Chilean Malbec ‘no threat’ to Argentina

30th January, 2014 by Lucy Shaw

Increased plantings of Malbec in Chile pose no threat to Argentina, according to US winemaker and consultant Paul Hobbs.

Speaking to the drinks business, Hobbs, who is known as “the Steve Jobs of wine”, said: “Chilean Malbec would never be a threat as Argentina has such a lead on it.

“Anyone else jumping on the bandwagon just adds further credence as people always look to the source.”

Despite the increasing popularity of Argentine Malbec in the international market, Hobbs, who runs the high-end Viña Cobos in Lujan de Cuyo, believes it is not in danger of becoming a commodity.

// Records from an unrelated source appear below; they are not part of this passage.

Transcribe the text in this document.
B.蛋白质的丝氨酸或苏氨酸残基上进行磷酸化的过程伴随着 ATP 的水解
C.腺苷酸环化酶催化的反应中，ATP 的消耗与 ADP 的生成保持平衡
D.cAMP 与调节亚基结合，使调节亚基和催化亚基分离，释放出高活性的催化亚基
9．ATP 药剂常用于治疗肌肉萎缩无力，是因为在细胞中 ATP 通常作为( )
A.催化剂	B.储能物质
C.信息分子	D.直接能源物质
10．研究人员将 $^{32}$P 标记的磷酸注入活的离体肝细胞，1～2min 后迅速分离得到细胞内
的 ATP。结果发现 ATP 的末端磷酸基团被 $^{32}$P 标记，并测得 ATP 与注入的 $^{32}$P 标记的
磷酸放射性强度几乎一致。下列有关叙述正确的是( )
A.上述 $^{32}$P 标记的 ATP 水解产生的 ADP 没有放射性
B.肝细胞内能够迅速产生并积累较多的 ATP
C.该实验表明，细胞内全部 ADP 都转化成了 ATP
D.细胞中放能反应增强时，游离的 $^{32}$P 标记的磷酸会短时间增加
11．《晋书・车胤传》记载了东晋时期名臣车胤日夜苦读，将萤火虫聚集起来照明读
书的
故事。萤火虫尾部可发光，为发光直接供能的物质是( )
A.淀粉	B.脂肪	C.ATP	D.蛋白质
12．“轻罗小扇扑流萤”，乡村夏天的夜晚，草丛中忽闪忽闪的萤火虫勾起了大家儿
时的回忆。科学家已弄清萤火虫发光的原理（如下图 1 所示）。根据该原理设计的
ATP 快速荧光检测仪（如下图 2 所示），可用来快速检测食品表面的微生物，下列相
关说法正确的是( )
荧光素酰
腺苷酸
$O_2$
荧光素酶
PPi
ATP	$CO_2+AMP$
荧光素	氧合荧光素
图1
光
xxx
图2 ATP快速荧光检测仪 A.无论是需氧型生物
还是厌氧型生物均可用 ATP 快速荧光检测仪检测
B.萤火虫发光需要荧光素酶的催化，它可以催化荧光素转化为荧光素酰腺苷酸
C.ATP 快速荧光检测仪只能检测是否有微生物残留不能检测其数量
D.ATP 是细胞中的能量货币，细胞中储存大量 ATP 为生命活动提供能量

“I was terrified of Malbec becoming a commodity and going in the direction of Yellow Tail in Australia, but inflation problems killed off the lower end wines and has saved us for the time being,” Hobbs told db.

Paul Hobbs of Viña Cobos

Paul Hobbs of Viña Cobos

“Consumers always want the lowest price, which leads UK supermarkets and US big buyers like Costco to drive prices down.

“There are always people willing to supply this demand and unless we diversify and strengthen our upper tier, we could be in trouble. Chile has a big problem and will never escape it – once you’re in at low end you can’t get out,” he added.

At the top end of the Argentine wine market, Hobbs has noticed a growing thirst for the country’s most expensive wines on the part of wealthy Brazilians.

Rich Brazilians are developing a thirst for Argentina's top wines, like Catena Zapata Estiba Reservada

Rich Brazilians are developing a thirst for Argentina’s top wines, like Catena Zapata Estiba Reservada

“Cash rich Brazilians would prefer to spend their money on high-end Malbec rather than top Bordeaux – the shift happened a few years ago, it’s a nationalistic thing. Brazil is a really important market for us at Viña Cobos,” he said.

But while Brazilians have been busy snapping up wines by the likes of Catena, Achaval Ferrer, Luigi Bosca and Dominio del Plata, Hobbs warns producers against pushing out “icon” wines with high price tags to satisfy demand.

“Some producers have been making so-called ‘icon’ wines through increased extraction and more oak, but turning up the power and whacking a bigger price tag on the bottle is not the way to go and is going to hurt Argentina’s image,” he warned.

“A lot of wineries feel compelled to make an icon wine, which has been a bit of a problem, as it’s got to happen in the vineyard. It’s not just about double dipping in new oak – less is more.

“In order for Argentine producers to succeed in Europe and Asia they will have to tone down the power and refine their product, or they won’t see growth,” he added.